Tritium or not tritium ?
La centrale américaine d’Indian Point, exploitée par Entergy à Buchanan (Etat de New York, Etats-Unis) a défrayé la chronique au début du mois de février. Suite à une fuite lors d’une opération de préparation de déchargement du combustible nucléaire, de l’eau contenant du tritium à des niveaux supérieurs à la normale s’est répandue sous la centrale. Alors, le tritium : dangereux ou pas ?
Indian Point : ce que l’on sait
A une quarantaine de kilomètres au nord de New York, dans le comté de Wichester, la centrale d’Indian Point compte deux réacteurs à eau pressurisée de 900 MWe, mis en service en 1974 et 1976. Un troisième réacteur, mis en service en 1962, est arrêté depuis 1976. La production d’Indian Point assure 30 % de la consommation d’électricité de la mégalopole new-yorkaise.
Le 7 février dernier, une fuite d’eau radioactive s’est produite dans le circuit de filtration du réservoir de stockage du réacteur 2, dans le sous-sol du bâtiment qui abrite la piscine d’entreposage du combustible usé. De l’eau à haute teneur en tritium – 65 000 % supérieure à la normale sur un point de prélèvement – s’est répandue sous la centrale, dans les nappes phréatiques.
Ces eaux souterraines ne contribuent pas à l’eau potable de la région, mais se jettent dans la rivière Hudson, à une quarantaine de kilomètres au nord de New-York. Toutefois, pour la NRC – l’autorité de sûreté américaine – cette fuite ne représente pas de menace pour l’environnement. En effet, une fois déversée dans l’Hudson, l’eau radioactive sera si diluée que le tritium sera pratiquement indétectable.
Andrew Cuomo, Gouverneur de l’Etat de New York (et qui réside dans le comté de Wichester), a demandé qu’une enquête soit menée pour identifier précisément l’origine de la fuite. L’exploitant Entergy, rappelant que les taux élevés de tritium ne correspondent aux standards d’exploitation ne présentaient cependant « pas de risque pour la santé et la sécurité du public, les rejets [de tritium] étant mille fois inférieurs aux limites fédérales », a assuré faire tout le nécessaire pour éviter qu’un tel incident se reproduise.
Le tritium en question
Mis en évidence dans la réaction nucléaire en 1934, le tritium est un isotope radioactif de l’hydrogène. Produit naturellement en très petite quantité par le rayonnement cosmique, il a notamment remplacé le radium pour rendre luminescents les cadrans de montres et les instruments de bord pour la navigation de nuit. On le trouve aussi, en quantités très faibles, dans les eaux destinées à la consommation.
Mais il a été produit en quantités importantes lors des essais nucléaires atmosphériques de la 2ème moitié du 20ème siècle. Il est aujourd’hui produit en quantités plus ou moins importantes dans les réacteurs nucléaires en fonctionnement et lors du traitement des déchets radioactifs. A l’échelle de la planète, on en comptabilisait 3,5 kg en 2009, avec une production naturelle mondiale d’environ 200 gr par an. Avec sa demi-vie[1] de 12,3 ans, le tritium disparait relativement rapidement, ce qui l’empêche de s’accumuler en grandes quantités.

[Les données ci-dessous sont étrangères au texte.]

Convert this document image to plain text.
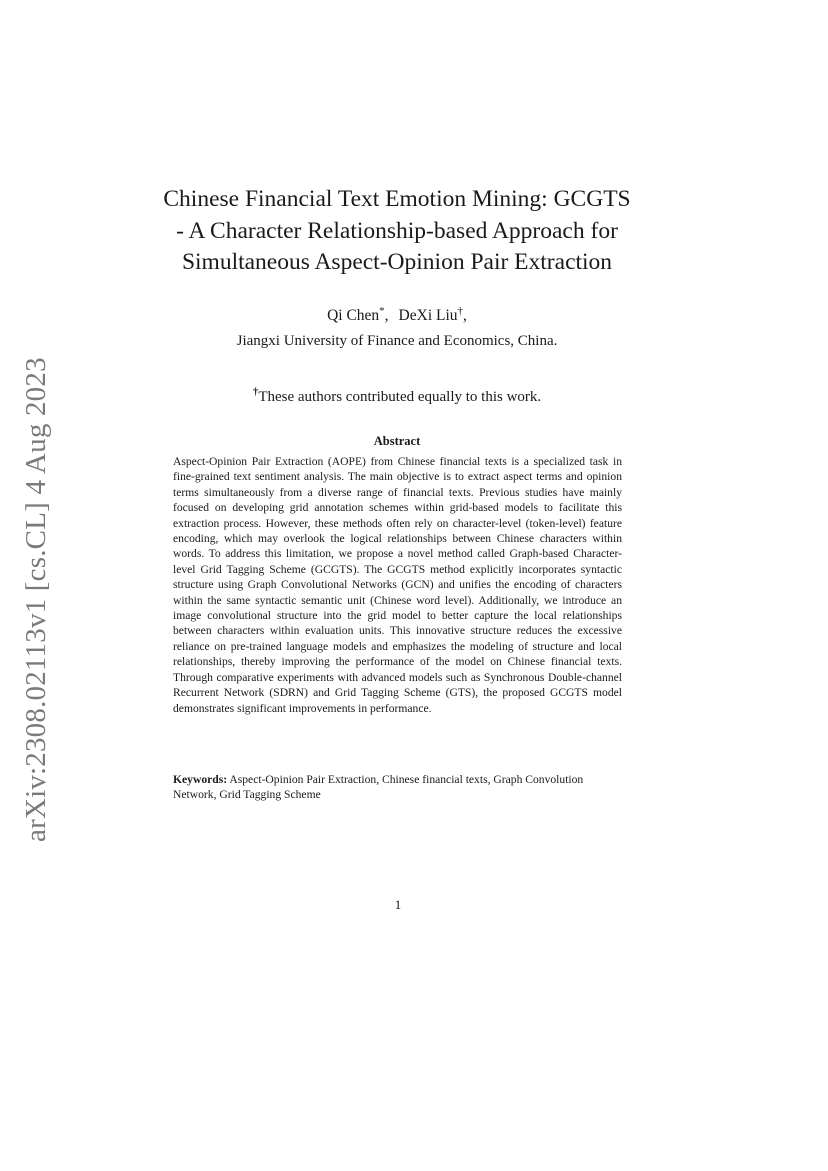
arXiv:2308.02113v1 [cs.CL] 4 Aug 2023
Chinese Financial Text Emotion Mining: GCGTS
- A Character Relationship-based Approach for
Simultaneous Aspect-Opinion Pair Extraction
Qi Chen*, DeXi Liu†,
Jiangxi University of Finance and Economics, China.
†These authors contributed equally to this work.
Abstract

Aspect-Opinion Pair Extraction (AOPE) from Chinese financial texts is a specialized task in fine-grained text sentiment analysis. The main objective is to extract aspect terms and opinion terms simultaneously from a diverse range of financial texts. Previous studies have mainly focused on developing grid annotation schemes within grid-based models to facilitate this extraction process. However, these methods often rely on character-level (token-level) feature encoding, which may overlook the logical relationships between Chinese characters within words. To address this limitation, we propose a novel method called Graph-based Character-level Grid Tagging Scheme (GCGTS). The GCGTS method explicitly incorporates syntactic structure using Graph Convolutional Networks (GCN) and unifies the encoding of characters within the same syntactic semantic unit (Chinese word level). Additionally, we introduce an image convolutional structure into the grid model to better capture the local relationships between characters within evaluation units. This innovative structure reduces the excessive reliance on pre-trained language models and emphasizes the modeling of structure and local relationships, thereby improving the performance of the model on Chinese financial texts. Through comparative experiments with advanced models such as Synchronous Double-channel Recurrent Network (SDRN) and Grid Tagging Scheme (GTS), the proposed GCGTS model demonstrates significant improvements in performance.

Keywords: Aspect-Opinion Pair Extraction, Chinese financial texts, Graph Convolution Network, Grid Tagging Scheme

1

Très mobile, le tritium se combine avec de l’oxygène pour former de l’eau tritiée. Il pénètre facilement dans l’organisme à travers le cycle de l’eau, mais s’élimine rapidement, généralement entre 6 et 9 jours et est considéré comme faiblement radiotoxique[2], délivrant une dose moyenne annuelle de l’ordre d’un microsievert, soit le millième du seuil limite pour le public fixé à 1 millisievert. Des études estimeraient cependant que le tritium, associé à certains composants des cellules, pourrait agir sur l’ADN. A ce jour, il n’existe pas de données épidémiologiques humaines significatives qui permettent d’estimer directement, même approximativement, le risque de cancer dû au tritium. Mais quels que soient le mode et la voie de contamination, il suffirait de boire une grande quantité d’eau pour réduire la période biologique du tritium de 30 à 50 %.

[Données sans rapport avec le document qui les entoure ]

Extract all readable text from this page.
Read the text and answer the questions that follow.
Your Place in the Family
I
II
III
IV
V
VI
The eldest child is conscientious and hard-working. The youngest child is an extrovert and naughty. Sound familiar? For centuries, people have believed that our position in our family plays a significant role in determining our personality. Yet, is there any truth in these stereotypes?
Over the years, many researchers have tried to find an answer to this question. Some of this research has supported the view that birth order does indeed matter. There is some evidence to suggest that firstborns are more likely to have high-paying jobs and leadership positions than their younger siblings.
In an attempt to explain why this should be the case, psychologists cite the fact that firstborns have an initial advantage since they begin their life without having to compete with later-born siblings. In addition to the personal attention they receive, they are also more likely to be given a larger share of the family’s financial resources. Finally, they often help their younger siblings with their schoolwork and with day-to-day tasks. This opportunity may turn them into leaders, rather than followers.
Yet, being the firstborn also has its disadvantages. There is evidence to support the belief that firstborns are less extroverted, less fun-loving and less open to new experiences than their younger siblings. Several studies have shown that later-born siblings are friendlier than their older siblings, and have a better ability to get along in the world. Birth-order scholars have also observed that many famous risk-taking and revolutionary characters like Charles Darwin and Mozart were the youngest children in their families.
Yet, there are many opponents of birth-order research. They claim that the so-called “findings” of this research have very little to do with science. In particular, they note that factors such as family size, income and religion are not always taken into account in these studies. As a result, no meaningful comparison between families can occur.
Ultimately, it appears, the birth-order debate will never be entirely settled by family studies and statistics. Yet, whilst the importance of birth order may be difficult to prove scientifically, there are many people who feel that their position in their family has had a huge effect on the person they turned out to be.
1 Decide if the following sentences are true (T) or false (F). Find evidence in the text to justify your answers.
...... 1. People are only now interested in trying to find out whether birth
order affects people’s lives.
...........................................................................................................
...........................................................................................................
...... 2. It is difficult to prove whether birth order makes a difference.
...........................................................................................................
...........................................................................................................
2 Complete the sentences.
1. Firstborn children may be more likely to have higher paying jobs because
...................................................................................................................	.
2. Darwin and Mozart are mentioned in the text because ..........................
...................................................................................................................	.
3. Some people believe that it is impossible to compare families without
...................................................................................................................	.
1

[1] La « demi-vie » ou « période est » est le temps nécessaire pour que l’activité d’un radioélément soit divisée par deux. Pour les déchets radioactifs, si la période est inférieure à 5 ans, on parle de « vie courte » et de « vie moyenne » entre 5 et 100 ans. Au-delà, on parle de déchets « à vie longue ». Voir aussi sur www.laradioactivite.com
[2] La radiotoxicité potentielle mesure la nuisance d’un noyau radioactif assimilé par l’organisme à la suite d’une inhalation ou ingestion.